FILTER(langMatches(lang(?abstract),"EN"))
FILTER (langMatches(lang(?name),"EN"))
}
GROUP BY ?Museum
LIMIT 20
最后,由于您需要对名称以及地理坐标进行归一化,因此最终查询将类似于以下内容。在您的问题中,您只是说您想保留第一结果,但是结果没有特别的顺序,因此没有唯一的第一结果。有了手头的数据,您可以使用(MIN(?name)作为?name)
来获得想要的博物馆研究名称,但是如果您有一个特别的约束,您需要弄清楚如何使其更加具体。
Finally, since you need to normalize over names as well as geographic coordinates, your final query would be something like the following. In your question, you only said that you wanted to keep the "first result," but there's no particular order imposed on the results, so there is no unique "first result." With the data at hand, you can use (MIN(?name) as ?name)
and you'll get the name you wanted for the Institute for Museum Research, but if you have a particular constraint in mind, you'll need to figure out how to make that more specific.
SELECT * WHERE {
# Select museums and a single latitude, longitude, and name for them.
{
SELECT ?Museum
(MIN(?name) as ?name)
(MAX(?longitude) as ?longitude)
(MAX(?latitude) as ?latitude)
WHERE {
?Museum a dbpedia-owl:Museum ;
dbpprop:name ?name ;
geo:lat ?latitude ;
geo:long ?longitude .
FILTER (langMatches(lang(?name),"EN"))
}
GROUP BY ?Museum
}
# Get the rest of the properties of the museum.

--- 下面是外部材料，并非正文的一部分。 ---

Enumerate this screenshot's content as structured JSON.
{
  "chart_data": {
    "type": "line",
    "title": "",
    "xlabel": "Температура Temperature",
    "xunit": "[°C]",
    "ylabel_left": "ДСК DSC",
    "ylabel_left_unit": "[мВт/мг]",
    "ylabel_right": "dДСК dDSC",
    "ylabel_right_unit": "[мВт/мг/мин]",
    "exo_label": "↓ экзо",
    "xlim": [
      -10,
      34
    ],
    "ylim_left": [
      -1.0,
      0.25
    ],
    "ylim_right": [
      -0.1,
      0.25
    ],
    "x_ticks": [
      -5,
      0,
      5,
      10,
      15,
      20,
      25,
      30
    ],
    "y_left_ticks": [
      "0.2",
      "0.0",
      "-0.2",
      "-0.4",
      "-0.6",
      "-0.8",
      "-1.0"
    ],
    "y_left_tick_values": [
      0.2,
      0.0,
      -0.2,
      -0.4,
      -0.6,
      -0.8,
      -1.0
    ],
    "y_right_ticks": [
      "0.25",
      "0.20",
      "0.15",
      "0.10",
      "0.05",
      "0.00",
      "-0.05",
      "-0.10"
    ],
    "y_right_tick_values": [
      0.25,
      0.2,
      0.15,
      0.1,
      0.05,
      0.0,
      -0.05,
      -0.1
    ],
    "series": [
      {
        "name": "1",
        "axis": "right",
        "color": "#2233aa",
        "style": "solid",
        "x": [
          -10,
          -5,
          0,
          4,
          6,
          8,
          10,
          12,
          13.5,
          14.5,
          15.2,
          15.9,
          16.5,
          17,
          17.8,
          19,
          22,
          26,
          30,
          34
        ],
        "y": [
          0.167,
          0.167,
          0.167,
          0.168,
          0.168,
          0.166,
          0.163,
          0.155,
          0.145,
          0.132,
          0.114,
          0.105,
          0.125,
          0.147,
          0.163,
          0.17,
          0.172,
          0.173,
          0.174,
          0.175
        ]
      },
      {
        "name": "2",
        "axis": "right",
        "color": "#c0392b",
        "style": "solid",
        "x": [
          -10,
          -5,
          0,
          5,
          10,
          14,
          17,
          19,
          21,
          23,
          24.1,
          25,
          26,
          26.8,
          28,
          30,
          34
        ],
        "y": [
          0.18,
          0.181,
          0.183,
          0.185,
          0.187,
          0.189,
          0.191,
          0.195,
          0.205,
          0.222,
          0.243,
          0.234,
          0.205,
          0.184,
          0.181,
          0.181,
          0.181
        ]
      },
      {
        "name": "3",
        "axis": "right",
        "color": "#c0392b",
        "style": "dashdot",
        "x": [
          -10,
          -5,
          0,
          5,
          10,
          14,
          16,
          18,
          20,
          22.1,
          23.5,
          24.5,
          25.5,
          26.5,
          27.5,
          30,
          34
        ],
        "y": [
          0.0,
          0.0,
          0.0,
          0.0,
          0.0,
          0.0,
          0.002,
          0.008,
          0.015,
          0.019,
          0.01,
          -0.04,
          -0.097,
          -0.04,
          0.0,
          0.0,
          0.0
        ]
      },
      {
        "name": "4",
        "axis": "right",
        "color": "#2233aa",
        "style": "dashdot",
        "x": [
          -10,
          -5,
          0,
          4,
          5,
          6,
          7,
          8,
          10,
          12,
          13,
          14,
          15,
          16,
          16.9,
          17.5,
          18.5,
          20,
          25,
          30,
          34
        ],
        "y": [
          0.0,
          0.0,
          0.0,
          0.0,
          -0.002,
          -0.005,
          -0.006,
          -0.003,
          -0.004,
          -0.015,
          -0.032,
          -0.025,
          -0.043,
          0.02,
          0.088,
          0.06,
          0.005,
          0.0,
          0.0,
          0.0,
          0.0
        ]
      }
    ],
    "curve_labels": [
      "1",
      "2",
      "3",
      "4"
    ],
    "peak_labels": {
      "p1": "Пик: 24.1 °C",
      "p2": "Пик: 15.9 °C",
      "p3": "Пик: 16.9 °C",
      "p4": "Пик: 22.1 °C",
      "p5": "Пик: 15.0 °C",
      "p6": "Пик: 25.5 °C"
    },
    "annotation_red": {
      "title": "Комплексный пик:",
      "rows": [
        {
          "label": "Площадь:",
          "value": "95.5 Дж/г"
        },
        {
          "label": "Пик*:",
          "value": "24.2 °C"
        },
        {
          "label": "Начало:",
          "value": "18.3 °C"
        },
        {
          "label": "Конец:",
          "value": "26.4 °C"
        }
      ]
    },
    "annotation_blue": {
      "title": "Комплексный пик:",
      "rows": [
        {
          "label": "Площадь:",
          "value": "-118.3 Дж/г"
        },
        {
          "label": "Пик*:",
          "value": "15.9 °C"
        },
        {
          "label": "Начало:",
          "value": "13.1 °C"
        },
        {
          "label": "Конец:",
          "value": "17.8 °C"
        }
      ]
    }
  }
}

?Museum dbpprop:name ?name ;
dbpedia-owl:abstract ?abstract ;
dbpedia-owl:thumbnail ?thumbnail ;
dbpprop:hasPhotoCollection ?photoCollection ;
dbpprop:website ?website ;
foaf:homepage ?homepage ;
foaf:isPrimaryTopicOf ?wikilink .
FILTER(langMatches(lang(?abstract),"EN"))
}
LIMIT 20
这篇关于DBpedia SPARQL查询返回多个和重复的记录的文章就介绍到这了,希望我们推荐的答案对大家有所帮助,也希望大家多多支持IT屋!